Subcontractors are still receiving contracts with illegal payment retention provisions
Subcontractors are being given contracts containing illegal retention payment provisions, over three months after they were first outlawed, lawyers have warned.
As of last October it became illegal for a client or main contractor to retain part of a payment for work completed because a separate contract was not yet complete, under changes to the Construction Act.
Before the change in the law, the practice of clients or main contractors holding retention payments, which are often 5% of the value of a job, until the entire project had been signed-off had been a source of irritation to subcontractors.
You cannot hold on to a payment when there’s a defect to another part of the project
Rudi Klein, SEC Group
“Now those provisions are outlawed and the industry has not caught on to this,” said Rudi Klein, chief executive of the Specialist Engineering Contractors Group.
“You cannot hold on to payment when there’s a defect to another part of the project and there’s many instances of this going on.”
Klein said it left subcontractors exposed to the insolvency of clients and main contractors further up the chain, which would likely result in them not receiving full payment.
He said it damaged subcontractors’ cash flow at a time when borrowing from banks has become difficult.
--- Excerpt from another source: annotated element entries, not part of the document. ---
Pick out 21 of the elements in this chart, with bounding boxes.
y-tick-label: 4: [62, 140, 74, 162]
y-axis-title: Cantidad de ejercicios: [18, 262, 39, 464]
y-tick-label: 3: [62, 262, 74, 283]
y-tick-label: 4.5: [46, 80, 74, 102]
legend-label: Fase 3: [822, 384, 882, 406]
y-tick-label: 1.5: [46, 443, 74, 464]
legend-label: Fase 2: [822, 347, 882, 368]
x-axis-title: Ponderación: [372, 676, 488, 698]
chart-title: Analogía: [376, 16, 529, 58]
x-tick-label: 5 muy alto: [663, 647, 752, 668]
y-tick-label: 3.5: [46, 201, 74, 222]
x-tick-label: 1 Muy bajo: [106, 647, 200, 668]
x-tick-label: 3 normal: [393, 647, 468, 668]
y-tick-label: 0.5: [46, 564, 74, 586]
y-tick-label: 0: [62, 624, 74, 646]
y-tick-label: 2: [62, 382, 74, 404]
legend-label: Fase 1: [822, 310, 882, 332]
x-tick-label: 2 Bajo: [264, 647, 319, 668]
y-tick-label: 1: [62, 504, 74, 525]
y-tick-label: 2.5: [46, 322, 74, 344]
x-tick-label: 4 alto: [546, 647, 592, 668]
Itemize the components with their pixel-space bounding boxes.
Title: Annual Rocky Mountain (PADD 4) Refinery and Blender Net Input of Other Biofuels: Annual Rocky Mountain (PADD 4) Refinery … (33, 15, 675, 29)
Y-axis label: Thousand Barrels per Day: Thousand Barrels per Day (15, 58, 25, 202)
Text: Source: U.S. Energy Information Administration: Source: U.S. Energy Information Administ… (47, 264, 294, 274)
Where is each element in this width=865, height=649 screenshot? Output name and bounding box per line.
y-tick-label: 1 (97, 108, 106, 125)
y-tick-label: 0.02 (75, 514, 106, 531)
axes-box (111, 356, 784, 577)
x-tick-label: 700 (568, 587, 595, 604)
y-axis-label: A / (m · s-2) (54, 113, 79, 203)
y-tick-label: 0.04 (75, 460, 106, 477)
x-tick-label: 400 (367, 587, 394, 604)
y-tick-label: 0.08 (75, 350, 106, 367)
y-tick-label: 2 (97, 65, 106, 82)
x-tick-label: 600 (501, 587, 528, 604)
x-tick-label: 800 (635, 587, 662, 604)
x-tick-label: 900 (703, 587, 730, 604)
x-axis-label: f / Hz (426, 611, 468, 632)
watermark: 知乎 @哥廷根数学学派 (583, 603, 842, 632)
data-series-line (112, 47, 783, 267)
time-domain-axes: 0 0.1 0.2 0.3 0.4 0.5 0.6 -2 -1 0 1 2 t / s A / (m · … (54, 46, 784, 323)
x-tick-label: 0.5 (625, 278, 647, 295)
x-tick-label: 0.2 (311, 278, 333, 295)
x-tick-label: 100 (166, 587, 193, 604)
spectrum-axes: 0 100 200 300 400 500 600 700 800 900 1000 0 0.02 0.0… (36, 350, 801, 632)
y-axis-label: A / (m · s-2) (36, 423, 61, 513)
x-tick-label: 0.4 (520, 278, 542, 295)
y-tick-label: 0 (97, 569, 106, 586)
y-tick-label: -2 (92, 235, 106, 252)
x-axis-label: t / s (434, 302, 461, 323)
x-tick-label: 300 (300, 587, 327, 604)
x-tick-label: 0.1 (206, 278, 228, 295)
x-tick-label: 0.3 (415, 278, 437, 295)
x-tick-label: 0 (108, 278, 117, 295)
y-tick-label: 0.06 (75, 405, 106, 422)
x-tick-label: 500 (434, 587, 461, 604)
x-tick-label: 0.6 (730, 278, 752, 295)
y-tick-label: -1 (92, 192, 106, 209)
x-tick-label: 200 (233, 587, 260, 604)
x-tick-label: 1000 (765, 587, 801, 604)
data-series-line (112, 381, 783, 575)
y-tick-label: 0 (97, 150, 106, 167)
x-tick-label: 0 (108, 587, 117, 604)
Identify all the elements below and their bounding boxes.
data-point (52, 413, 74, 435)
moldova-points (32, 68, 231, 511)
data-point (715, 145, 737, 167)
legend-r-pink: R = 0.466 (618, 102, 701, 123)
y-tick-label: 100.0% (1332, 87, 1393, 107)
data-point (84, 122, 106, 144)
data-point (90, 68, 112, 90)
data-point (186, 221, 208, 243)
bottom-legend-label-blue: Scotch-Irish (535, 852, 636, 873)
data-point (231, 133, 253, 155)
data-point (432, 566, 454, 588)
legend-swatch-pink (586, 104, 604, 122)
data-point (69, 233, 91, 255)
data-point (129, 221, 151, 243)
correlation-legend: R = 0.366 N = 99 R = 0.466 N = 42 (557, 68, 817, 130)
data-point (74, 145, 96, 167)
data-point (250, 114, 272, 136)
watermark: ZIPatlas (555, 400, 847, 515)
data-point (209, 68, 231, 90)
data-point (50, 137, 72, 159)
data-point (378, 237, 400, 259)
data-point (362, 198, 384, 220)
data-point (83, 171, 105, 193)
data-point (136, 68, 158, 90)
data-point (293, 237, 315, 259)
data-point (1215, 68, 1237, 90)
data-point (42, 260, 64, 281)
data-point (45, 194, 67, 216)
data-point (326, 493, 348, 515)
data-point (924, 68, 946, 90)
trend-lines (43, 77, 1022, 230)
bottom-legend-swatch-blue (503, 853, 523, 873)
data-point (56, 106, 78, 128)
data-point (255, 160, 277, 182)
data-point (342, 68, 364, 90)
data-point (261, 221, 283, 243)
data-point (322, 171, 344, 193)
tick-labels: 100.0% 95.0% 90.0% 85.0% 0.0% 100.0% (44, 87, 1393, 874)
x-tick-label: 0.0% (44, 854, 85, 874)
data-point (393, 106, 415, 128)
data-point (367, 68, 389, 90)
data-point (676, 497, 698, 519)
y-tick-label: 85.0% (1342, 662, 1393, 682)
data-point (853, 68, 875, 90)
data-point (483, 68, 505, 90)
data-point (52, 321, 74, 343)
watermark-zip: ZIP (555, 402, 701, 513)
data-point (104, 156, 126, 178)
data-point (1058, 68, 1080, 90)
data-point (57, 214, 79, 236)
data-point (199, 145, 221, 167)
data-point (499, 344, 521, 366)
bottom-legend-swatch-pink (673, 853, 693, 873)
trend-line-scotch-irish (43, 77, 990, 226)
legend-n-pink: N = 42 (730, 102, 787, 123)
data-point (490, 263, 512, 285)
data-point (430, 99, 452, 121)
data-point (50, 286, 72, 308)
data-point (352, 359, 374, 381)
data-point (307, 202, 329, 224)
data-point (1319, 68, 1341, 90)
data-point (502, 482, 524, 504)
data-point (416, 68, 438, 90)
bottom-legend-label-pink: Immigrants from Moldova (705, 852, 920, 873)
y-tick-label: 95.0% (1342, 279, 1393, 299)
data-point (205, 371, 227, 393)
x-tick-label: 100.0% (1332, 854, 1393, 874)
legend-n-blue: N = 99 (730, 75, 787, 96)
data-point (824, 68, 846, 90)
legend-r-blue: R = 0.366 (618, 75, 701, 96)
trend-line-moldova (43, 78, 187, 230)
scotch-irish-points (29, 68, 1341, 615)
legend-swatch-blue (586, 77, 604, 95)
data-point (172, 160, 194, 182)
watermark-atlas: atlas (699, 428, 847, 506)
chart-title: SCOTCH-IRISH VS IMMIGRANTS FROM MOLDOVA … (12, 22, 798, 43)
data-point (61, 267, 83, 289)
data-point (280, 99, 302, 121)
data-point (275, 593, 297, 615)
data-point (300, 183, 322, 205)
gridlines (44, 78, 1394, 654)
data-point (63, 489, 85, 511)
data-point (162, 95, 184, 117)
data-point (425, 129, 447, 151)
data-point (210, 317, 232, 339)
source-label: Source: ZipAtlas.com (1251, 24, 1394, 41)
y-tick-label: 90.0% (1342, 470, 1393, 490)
Kim Teichmann, associate at lawyer Thomas Eggar, said the problem often stemmed from mistaken use of old JCT contracts that did not account for the change in the law. “It’s just incompetence,” she said. “You would think people would know to adapt their contract by now.”
Rupert Choat, head of construction disputes at lawyer CMS Cameron McKenna, said he had seen such provisions since October but that it was unsurprising given the overhaul of contracting that the law change had required.